NORWALK, Conn. – The Norwalk Common Council on Tuesday will consider moving the plan to restart “POKO” forward.
The full Council will hear the same presentation the Planning Committee did, Planning Committee Chairman John Kydes (D-District C) said.
Video by Harold Cobin at end of story
That’s actually two presentations; the Committee first heard proposed developers John and Todd McClutchy explain their background and the plan they have developed for Wall Street Place, known to many as “POKO” and as The Tyvek Temple to some. On Thursday, the Committee listened to the public and then reviewed the proposed changes to the Land Disposition Agreement (LDA) and the Loan Recognition Agreement (LRA).
Commentary at Thursday’s meeting included multiple Wall Street stakeholders pleading for an arts-centric development, asking that either the Garden Cinemas not be demolished or that it be resurrected in Wall Street Place itself.
Others focused on the 100% affordable housing that is planned for the project. Norwalk Housing Authority Executive Director Adam Bovilsky said a family seeking an unsubsidized apartment would need to make $75,000 a year, or, 3.5 jobs if a person is making minimum wage. The lowest level of income needed to live in the proposed Wall Street Place would be $57,720 for a family of four and “31% of our current Norwalk resident families earn less than $50,000 so unless we think that 31% of our current Norwalk residents shouldn’t be able to afford to live here, then we need to make sure that we have housing like this for them.”
Norwalk NAACP President Brenda Penn-Williams said entry level City employees could live in the project, and 39.1 % of City employees live here now.
Others dwelled on the history itself.
Andy Glaser, a developer, said he’d attended Zoning Commission meetings for his own business and listened in dismay as POKO Partners get extensions on its approvals.
“You sat there and shook your head,” he said, calling the end result frustrating.
“Citibank should take the hit,” John Romano said. “gift it to the city and let the city put it out to the highest bidder.”
Deb Goldstein asked the Council to take out the LDA passages that allowed former developer Ken Olson to come in with a demolition permit and say he started construction.
Common Council President Tom Livingston (D-District E) fought that battle, asking City lawyers numerous questions on the topic.
The changes approve McClutchy as the developer, subject to Zoning approval of the plans, and obligates McClutchy to the LDA, Livingston was told. Retail space is being cut from 20,000 square feet to 11,506 square feet and McClutchy has 180 days to start construction after receiving land use approvals.
Corporation Counsel Mario Coppola pointed out that “land use approvals” means the end of any appeals that are filed on the Zoning approval.
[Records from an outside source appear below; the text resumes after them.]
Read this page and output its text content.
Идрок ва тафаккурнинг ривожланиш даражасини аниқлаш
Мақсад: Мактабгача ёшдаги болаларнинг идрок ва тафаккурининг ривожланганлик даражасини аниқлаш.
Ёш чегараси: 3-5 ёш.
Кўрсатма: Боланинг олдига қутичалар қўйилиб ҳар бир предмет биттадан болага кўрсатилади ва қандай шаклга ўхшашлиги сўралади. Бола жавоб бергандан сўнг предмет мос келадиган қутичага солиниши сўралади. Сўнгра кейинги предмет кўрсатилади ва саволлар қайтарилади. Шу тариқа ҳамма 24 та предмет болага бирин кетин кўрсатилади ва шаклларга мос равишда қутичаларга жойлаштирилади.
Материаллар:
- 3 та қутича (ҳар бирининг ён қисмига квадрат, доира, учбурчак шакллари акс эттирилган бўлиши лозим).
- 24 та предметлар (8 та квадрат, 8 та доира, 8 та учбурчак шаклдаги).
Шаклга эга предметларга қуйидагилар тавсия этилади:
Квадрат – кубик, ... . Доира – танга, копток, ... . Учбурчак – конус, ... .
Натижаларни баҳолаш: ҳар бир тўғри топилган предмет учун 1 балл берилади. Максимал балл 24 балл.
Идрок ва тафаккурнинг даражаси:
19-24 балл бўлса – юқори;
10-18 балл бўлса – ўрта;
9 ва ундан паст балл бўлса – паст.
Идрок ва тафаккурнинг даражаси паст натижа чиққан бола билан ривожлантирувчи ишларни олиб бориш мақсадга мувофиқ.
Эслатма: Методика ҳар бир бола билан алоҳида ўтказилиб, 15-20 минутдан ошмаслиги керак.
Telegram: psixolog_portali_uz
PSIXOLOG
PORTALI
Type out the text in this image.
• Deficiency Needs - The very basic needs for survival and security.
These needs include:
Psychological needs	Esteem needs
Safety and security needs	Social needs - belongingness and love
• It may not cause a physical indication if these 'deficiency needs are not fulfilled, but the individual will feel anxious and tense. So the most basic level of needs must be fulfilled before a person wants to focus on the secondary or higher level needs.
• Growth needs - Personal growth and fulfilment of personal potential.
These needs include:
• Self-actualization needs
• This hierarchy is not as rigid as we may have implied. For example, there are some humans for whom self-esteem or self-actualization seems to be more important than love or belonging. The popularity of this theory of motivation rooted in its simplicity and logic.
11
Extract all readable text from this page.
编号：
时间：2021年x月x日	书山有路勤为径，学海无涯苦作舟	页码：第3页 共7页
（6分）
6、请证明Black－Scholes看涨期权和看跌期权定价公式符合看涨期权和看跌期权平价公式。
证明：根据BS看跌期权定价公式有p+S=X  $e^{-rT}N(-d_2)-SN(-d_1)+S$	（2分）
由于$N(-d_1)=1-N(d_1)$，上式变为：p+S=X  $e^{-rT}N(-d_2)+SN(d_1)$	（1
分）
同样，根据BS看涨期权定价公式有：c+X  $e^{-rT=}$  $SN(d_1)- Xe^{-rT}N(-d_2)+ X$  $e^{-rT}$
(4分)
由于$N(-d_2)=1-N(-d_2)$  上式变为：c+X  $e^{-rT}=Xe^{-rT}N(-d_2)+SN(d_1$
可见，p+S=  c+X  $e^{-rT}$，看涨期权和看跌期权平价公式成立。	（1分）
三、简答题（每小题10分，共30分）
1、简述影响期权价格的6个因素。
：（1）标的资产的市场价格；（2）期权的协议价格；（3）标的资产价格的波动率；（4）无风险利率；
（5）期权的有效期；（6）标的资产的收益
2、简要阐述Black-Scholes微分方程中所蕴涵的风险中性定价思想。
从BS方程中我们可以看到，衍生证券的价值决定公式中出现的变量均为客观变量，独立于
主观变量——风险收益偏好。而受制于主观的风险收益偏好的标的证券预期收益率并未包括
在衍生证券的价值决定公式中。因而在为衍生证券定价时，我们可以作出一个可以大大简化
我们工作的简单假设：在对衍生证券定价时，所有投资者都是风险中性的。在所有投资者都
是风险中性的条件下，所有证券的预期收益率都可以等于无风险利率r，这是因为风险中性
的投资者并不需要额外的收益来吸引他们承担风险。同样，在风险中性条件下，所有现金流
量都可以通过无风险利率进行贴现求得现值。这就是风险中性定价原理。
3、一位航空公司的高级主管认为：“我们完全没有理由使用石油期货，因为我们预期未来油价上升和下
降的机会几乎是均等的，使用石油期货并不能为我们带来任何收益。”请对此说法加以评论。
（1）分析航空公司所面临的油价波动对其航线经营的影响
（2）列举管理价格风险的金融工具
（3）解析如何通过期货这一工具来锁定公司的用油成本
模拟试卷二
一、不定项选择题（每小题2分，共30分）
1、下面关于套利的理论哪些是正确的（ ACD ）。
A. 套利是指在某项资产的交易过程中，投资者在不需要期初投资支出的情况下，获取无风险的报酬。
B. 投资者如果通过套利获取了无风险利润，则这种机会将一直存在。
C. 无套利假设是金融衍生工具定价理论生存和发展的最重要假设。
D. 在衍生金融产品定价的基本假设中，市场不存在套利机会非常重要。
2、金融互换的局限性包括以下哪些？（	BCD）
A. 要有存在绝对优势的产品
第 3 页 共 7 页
Real estate broker Jason Milligan has predicted legal challenges for the development.
In another change, the Redevelopment Agency will pay for a parking consultant, if one is needed, instead of McClutchy.
The conversation touched on the $4.4 million in possible infrastructure improvements in connection with the project; the LRA was amended in 2014 to allow the $4.4 million, which was originally slated to provide for infrastructure improvements across the expected three phases of Wall Street Place, to be spent on just phase I, Coppola said. The infrastructure improvements could also benefit other properties in the area.
“How do we avoid being in the situation we are in today?” Livingston asked, referring to a half-built project that’s been sitting for three years, and the Council seeking the best case scenario for a problem.
It’s a condition for McClutchy’s approval that they have to have funding, he was told.
“What if they don’t get it? this agreement sits here for another – forever? There’s no time frame in which they have to get these approvals?” Livingston asked.
The funding from the Department of Economic and Community Development and from the Department of Housing is already there, John McClutchy said.
“Citibank has committed to us that they are going to buy the bonds that we sell, which is the underlying debt,” he said. Citibank will also issue a construction loan and, “I don’t think it will take them long.”
Then- Norwalk Redevelopment Agency Executive Director Tim Sheehan called the State and confirmed the tax credit deal, Coppola said, also relaying that Citibank’s highest levels have “confirmed their commitment to the financing of this project.”
McClutchy said Citibank would agree to new language concerning the commitment of funding.
Council member Doug Hempstead (R-District D) warned that once the Council approves the LDA, it will have no say in the design of the building.
Interim Redevelopment Agency Executive Director Tami Strauss said that a joint review of the design is likely. She called DeCarlo & Doll, Inc., the selected consultant, “a pretty tough reviewer.”
“This is the beginning of the process. This is not a final approval of the actual development,” Attorney Peter Nolin emphasized.
“There are certain aspects of that building that cannot be changed and would be too costly to do so. But looking at different façade treatments and colors are certainly things that we will take into consideration as part of the design process,” Todd McClutchy said.
Kydes said the Council would be lobbying the Zoning Commission to make aesthetic changes to the building. He asked if JHM would hold a public meeting to get community input.
“Every good developer does that,” Nolin said. “There’s no sense walking into a (Zoning Commission public hearing) when you don’t know what the public wants.”